Mengenal Etilen Oksida, dan Mengapa Bisa Ada di Indomie

Temuan residu etilen oksida dan senyawa turunannya dalam produk pangan olahan merupakan isu baru keamanan pangan. Menurut Badan Pengawas Obat dan Makanan (BPOM) Indonesia, temuan ini dimulai dengan notifikasi oleh European Union Rapid Alert System for Food and Feed (EU RASFF) pada 2020 tentang ditemukannya etilen oksida pada biji wijen dari India. Selanjutnya, pada 2021, EU RASFF juga mengeluarkan notifikasi terkait temuan etilen oksida pada locust bean gum (getah kacang belalang) dan pada 2022 terkait temuan etilen oksida pada mie instan serta es krim.

Etilen oksida merupakan senyawa kimia yang di beberapa negara umumnya digunakan di industri, baik sebagai bahan baku untuk sintesis etilen glikol maupun sebagai zat atau bahan sterilisasi untuk alat medis serta sebagai pestisida (fumigan) untuk penanganan pascapanen (post-harvest handling) suatu komoditas pangan. Alhasil, temuan etilen oksida pada produk pangan biasanya dianggap sebagai residu dari pestisida yang melebihi batas maksimal. Penggunaan etilen oksida sebagai pestisida di Indonesia sebenarnya telah dilarang melalui Peraturan Menteri Pertanian Nomor 43 Tahun 2019 tentang Pendaftaran Pestisida.
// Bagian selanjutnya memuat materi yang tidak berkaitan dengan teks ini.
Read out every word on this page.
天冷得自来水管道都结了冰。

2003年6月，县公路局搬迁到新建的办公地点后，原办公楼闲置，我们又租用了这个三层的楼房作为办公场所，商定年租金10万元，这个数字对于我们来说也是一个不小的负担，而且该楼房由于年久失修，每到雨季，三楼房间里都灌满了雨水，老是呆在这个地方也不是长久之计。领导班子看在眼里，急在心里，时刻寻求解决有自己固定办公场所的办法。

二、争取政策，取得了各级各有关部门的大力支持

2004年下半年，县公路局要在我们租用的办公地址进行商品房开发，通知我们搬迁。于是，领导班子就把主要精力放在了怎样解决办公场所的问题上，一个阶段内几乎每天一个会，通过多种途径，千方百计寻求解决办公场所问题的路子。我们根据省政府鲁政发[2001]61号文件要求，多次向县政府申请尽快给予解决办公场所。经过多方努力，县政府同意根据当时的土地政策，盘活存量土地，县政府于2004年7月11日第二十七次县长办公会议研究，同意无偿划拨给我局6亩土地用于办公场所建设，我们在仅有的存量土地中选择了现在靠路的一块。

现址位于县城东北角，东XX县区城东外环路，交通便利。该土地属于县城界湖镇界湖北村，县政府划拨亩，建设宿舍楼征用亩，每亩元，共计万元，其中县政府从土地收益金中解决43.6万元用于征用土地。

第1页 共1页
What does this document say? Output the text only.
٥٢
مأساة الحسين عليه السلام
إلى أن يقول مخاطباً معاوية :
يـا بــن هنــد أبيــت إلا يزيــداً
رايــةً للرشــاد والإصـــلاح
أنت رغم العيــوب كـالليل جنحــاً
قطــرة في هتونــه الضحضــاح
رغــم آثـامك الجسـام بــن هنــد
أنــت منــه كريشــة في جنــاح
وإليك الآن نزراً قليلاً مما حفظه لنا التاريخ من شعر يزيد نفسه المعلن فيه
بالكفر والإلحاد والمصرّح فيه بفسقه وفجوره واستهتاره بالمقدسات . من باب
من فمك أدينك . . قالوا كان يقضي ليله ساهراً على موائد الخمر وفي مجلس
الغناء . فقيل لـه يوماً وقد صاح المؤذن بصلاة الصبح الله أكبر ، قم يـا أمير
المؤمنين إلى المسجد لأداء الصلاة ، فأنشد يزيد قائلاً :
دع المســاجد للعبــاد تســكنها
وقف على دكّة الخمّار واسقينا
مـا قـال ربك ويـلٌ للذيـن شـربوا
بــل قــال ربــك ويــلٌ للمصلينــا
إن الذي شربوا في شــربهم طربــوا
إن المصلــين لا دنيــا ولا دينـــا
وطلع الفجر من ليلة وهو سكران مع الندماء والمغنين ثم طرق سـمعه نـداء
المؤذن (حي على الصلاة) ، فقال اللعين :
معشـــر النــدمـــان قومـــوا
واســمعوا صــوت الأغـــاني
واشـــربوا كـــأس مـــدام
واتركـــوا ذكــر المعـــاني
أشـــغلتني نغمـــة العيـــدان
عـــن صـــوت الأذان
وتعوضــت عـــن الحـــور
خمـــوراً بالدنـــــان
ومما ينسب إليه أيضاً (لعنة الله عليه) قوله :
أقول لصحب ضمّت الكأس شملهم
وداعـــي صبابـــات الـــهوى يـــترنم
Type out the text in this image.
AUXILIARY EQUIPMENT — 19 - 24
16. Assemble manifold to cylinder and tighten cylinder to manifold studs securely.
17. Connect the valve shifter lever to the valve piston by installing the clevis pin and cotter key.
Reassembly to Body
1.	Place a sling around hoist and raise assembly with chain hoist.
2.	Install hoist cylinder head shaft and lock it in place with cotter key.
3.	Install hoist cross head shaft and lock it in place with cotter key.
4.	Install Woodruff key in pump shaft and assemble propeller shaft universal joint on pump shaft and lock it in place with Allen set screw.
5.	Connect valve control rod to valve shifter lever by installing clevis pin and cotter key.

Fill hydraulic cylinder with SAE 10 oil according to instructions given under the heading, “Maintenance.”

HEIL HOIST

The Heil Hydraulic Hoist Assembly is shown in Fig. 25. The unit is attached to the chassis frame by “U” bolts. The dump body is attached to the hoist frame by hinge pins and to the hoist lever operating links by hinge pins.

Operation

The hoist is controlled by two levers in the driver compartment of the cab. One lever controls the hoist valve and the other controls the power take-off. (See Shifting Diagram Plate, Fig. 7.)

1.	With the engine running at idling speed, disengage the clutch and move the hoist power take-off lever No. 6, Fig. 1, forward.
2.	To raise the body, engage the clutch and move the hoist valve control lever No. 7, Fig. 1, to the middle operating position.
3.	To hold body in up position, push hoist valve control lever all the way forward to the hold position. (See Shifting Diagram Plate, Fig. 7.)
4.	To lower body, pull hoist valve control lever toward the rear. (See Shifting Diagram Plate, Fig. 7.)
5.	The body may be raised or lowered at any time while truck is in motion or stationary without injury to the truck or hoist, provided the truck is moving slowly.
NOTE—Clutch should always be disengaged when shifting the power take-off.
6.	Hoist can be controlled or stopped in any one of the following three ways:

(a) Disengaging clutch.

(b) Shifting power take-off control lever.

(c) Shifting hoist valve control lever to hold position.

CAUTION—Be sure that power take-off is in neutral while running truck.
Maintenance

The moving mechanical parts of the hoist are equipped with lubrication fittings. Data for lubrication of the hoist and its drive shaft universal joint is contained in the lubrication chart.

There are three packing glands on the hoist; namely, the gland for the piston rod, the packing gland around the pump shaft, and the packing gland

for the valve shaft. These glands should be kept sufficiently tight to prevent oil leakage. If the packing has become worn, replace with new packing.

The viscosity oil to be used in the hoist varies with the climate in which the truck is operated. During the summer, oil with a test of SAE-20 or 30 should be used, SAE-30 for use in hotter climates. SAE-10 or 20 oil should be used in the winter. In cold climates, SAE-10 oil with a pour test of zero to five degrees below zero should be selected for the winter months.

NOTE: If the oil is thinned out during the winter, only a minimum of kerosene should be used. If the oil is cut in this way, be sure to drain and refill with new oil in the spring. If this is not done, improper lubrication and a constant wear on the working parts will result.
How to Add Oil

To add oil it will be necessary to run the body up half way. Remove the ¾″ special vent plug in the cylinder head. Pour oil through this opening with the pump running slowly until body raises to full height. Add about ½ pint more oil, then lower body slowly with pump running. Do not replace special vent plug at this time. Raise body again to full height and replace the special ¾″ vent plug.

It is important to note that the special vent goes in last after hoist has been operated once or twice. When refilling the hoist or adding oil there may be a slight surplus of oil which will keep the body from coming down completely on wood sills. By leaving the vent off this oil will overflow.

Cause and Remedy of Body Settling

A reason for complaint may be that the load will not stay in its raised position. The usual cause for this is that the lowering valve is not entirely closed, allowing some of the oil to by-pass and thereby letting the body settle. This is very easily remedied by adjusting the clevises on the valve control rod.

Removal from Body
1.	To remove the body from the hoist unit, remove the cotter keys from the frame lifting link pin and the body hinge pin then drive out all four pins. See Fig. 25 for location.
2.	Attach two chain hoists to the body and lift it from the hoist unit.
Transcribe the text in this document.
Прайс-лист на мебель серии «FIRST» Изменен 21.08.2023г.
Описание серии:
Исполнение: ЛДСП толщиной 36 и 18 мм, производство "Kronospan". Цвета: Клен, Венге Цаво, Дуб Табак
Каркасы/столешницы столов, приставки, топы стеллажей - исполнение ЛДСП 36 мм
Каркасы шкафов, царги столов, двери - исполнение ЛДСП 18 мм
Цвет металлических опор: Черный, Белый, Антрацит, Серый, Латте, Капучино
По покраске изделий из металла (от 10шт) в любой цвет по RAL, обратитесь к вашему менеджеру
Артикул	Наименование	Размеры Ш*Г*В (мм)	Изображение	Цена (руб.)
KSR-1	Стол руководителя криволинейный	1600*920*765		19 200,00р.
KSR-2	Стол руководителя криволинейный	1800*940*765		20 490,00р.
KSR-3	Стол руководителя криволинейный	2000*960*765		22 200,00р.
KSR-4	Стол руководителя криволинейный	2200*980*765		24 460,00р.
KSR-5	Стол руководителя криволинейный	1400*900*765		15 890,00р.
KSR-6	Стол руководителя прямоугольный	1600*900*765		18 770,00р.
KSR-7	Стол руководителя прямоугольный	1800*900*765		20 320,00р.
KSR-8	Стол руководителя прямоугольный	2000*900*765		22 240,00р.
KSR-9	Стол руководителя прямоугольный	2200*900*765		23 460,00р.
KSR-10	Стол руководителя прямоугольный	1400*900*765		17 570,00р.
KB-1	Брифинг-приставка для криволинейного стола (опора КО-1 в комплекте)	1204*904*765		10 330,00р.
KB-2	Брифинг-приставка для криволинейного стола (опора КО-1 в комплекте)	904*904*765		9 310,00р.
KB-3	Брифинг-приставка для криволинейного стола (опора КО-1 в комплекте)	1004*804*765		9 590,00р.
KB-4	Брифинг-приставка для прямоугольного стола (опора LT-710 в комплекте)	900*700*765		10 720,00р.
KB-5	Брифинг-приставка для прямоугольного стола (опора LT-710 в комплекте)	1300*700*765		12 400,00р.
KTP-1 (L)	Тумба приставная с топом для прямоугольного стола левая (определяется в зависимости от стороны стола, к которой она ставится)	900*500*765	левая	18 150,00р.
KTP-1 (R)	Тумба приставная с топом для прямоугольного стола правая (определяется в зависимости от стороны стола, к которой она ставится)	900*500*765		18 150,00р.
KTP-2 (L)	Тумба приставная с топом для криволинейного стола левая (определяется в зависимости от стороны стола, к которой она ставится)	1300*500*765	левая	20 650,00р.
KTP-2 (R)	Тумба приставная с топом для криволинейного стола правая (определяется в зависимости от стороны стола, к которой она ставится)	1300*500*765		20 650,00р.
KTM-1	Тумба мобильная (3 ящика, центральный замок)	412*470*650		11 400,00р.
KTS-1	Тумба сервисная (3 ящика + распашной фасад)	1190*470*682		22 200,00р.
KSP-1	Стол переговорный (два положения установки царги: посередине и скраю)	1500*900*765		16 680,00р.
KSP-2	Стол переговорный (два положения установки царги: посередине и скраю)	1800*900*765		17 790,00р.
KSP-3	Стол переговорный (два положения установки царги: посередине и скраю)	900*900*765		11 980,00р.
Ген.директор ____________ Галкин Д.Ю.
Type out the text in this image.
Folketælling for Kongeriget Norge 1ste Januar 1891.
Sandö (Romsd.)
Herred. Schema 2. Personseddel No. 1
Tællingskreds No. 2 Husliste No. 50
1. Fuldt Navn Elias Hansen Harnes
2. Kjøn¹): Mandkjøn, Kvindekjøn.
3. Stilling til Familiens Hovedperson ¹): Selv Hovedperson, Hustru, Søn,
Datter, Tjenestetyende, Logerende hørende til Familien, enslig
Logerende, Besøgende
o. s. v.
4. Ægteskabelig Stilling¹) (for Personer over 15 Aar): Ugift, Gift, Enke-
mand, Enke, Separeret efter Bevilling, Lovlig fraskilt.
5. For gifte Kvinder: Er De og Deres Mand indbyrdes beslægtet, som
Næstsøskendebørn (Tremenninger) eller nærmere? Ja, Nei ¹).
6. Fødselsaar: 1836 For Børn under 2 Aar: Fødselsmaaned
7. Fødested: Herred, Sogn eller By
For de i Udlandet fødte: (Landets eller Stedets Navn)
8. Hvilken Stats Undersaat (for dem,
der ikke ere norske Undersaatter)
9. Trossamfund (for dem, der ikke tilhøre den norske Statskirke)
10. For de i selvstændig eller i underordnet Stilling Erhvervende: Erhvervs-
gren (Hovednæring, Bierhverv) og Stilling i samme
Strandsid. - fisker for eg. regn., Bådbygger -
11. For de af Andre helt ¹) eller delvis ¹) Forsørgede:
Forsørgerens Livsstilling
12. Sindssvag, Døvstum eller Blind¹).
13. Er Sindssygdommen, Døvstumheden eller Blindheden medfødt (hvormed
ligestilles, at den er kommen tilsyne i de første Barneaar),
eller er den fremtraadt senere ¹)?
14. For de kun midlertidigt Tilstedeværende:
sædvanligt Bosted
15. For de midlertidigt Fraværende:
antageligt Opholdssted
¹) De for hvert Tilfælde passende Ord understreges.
Dalam konteks biji wijen, etilen oksida digunakan untuk mengatasi kontaminasi bakteri Salmonella. Berdasarkan informasi dari EU RASFF, dari 2001 hingga 2020 terdapat 658 laporan kontaminasi Salmonella pada biji wijen. Salmonella dapat mencemari biji wijen mulai dari budidaya, penyimpanan, pengolahan pascapanen, kontaminasi silang air yang terkontaminasi, dan proses produksi yang tidak sesuai standar higienitas.

Isu Salmonella pada biji pada biji wijen tidak hanya terjadi pada produk dari India tapi juga ditemukan pada produk biji wijen dari beberapa negara di Afrika. Oleh karena itu, Uni Eropa menetapkan pengawasan ketat terhadap impor biji wijen dari India (2009), Uganda (2016), Nigeria (2017), Sudan (2017), dan Etiopia (2019). Pada 2016-⁠2017, Eropa mengalami Kejadian Luar Biasa (KLB) Salmonellosis (penyakit akibat infeksi bakteri Salmonella) yang ditelusuri berasal dari konsumsi biji wijen asal Nigeria.

Pada September 2020, Belgia mengeluarkan notifikasi pertama terkait etilen oksida pada biji wijen dari India dengan temuan kadar yang sangat tinggi, yaitu 186 miligram per kilogram. Nilai tersebut jauh melebihi batas maksimal residu etilen oksida sebesar 0,5 miligram per kilogram.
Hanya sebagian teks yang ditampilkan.